So I went to bed at 11pm the night before and woke up at 1:30am. I couldn't go back to sleep so I decided to write him a letter because well he seemed distant. and i wanted to be sure that when he's at boot camp he wanted to be my girlfriend even though it's long distance. At first I didn't think it was a good idea, then I realized I could make it work. I was deturmed to write to him every day if i had to.
here's the letter.
Dear Will
alright how i feel things are going, so lovely. I adore you. you're someone if you asked me to move in with you I would in a heart beat. I don't know where i will be in 6 months because i for a moment was going to ask you if you wanted me to move with you. If i get this book finnished (currently working on the drawings) hopefully i can get a contract and write books. write enough to pay for college. Because of how things are at home i doubt i will go to college anytime soon. I mean we are getting back to having to use cloth diapers because mom can't afford desposible.
I will only get to see you if my little big sis takes me to you. i don't care that you don't know how you feel about me but i love you so much i want to work my a** off to make it work. if i won't see you between jan-may then so be it. I will still be there for you emotionally and mentially.
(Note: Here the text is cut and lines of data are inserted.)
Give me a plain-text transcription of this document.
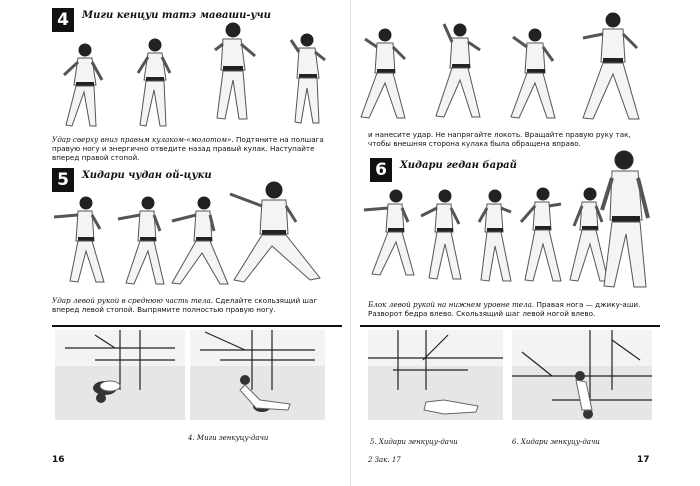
4	Миги кенцуи татэ маваши-учи
Удар сверху вниз правым кулаком-«молотом». Подтяните на полшага правую ногу и энергично отведите назад правый кулак. Наступайте вперед правой стопой.
и нанесите удар. Не напрягайте локоть. Вращайте правую руку так, чтобы внешняя сторона кулака была обращена вправо.
5	Хидари чудан ой-цуки
Удар левой рукой в среднюю часть тела. Сделайте скользящий шаг вперед левой стопой. Выпрямите полностью правую ногу.
6	Хидари гедан барай
Блок левой рукой на нижнем уровне тела. Правая нога — джику-аши. Разворот бедра влево. Скользящий шаг левой ногой влево.
4. Миги зенкуцу-дачи	5. Хидари зенкуцу-дачи	6. Хидари зенкуцу-дачи
16	2 Зак. 17	17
I've never been able to say that to anyone. and more importantly i've never been able to say that and mean it. if you feel you don't want to date a girl you won't see for 5 months next year let me know. if you feel my feelings are too strong for you let me know. i hope not. i hope you are ok with how i feel. i serusly hope you'll just step back and see how things go with a positive attitude.
you are someone i can see myself with 5 years later, 10 years later. i don't know about you but that's never happened to me. even with being engaged to my x.
i wish i would be able to go to the army but so many health problems they woud'nt let me in.
i hope you read this and have a better understanding of myself.
hunny i care about you so much i don't want to hold you back.
Please respond by calling me.
~~
so he called me and says how he couldn't make it work... he thought it would hurt me more when he left... I was like I'm going to write you. um here roughly how the conversation went.
Will: I think we should break up now because no use of string you along it's such a horrible thing I've had that happeend with a girlfriend who was with me for over a year and she didn't let me prepare for her leaving for school
Me: but I can make it work if ti's through writing letters. I know i can. Just the question is if it doesn't work out i know it won't be my falt. so can you?
Will: No.
and it was hours of that sort of thing till finally he says we have different goals. he said that before but I thought it was refurring to his job. he meant life goals. Someday I want to find a nice man, date him for a few years, hopefully get married. Move out of california, or bakersfield at the very least, have kids together, grow old. he wants to have a career, not get married, not have a family (if a guy marries me he gets a family the same day)
I wish I didn't fall in love with him before he told me all this. This guy I don't know when i"ll get over. or if i'll get over.
but we talked it out... i felt like an idot for not seeing it... i asked him if i wasted his time. he said no. and because he said no and you can tell he was being honest... it didn't hurt so much.